Les Dames du Graal
Elle en avait bien besoin, car elle était complètement chauve ! » ( Perlesvaux , trad. Marchello-Nizia.)
Mais cette jeune femme a bien d’autres singularités : « Elle portait son bras droit suspendu à son cou par une étole d’or, et elle l’appuyait sur un coussin superbe tout orné de clochettes d’or ; dans sa main, elle tenait la tête d’un roi incrustée d’un sceau d’argent et portant une couronne d’or. » Et elle se trouve sur une mule « blanche comme neige ». À sa suite, la seconde jeune femme monte à la manière d’un jeune homme » et traîne derrière elle « une malle sur laquelle se tenait un petit chien ; elle avait attaché à son cou un bouclier avec des bandes d’argent et d’azur et une croix vermeille, ornée en son centre d’une boucle d’or et de pierreries ». Quant à la troisième, elle « venait à pied, haut troussée comme un garçon, et tenait dans sa main un fouet dont elle excitait les deux montures » ( ibid. ).

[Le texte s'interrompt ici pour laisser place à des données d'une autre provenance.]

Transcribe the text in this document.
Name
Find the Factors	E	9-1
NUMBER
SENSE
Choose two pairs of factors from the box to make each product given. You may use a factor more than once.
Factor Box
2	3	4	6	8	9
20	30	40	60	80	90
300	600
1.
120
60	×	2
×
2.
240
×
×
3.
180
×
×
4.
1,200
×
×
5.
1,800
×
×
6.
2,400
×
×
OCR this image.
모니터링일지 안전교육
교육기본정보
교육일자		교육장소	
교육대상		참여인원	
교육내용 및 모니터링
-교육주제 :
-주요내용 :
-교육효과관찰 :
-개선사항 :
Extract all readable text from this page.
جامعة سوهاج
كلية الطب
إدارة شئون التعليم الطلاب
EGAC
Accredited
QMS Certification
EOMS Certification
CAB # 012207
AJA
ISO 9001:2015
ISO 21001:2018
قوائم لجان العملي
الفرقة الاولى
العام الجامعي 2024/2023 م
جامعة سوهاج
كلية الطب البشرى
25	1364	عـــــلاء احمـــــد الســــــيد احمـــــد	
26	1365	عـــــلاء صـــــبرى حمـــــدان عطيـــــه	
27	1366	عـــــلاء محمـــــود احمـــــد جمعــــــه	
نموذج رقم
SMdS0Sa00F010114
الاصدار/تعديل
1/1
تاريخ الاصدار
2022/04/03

Ce spectacle inattendu aiguise la curiosité des chevaliers réunis autour du roi Arthur. Mais la Demoiselle Chauve leur répond : « Le bouclier que porte cette jeune femme appartenait à Joseph, le bon serviteur qui descendit Jésus-Christ de la Croix ; je vous en fais don, à une condition : que vous gardiez ce bouclier pour un chevalier qui viendra le chercher ; vous le ferez suspendre à ce pilier qui est au milieu de la salle et en aurez soin, car personne d’autre que ce chevalier ne pourrait l’enlever de là et l’accrocher à son cou. C’est avec ce bouclier qu’il conquerra le Graal, et il laissera ici en échange un autre bouclier vermeil orné d’un cerf blanc ; et le petit chien que porte cette demoiselle demeurera également ici, et ne manifestera de joie qu’à l’arrivée de ce chevalier » ( ibid. ).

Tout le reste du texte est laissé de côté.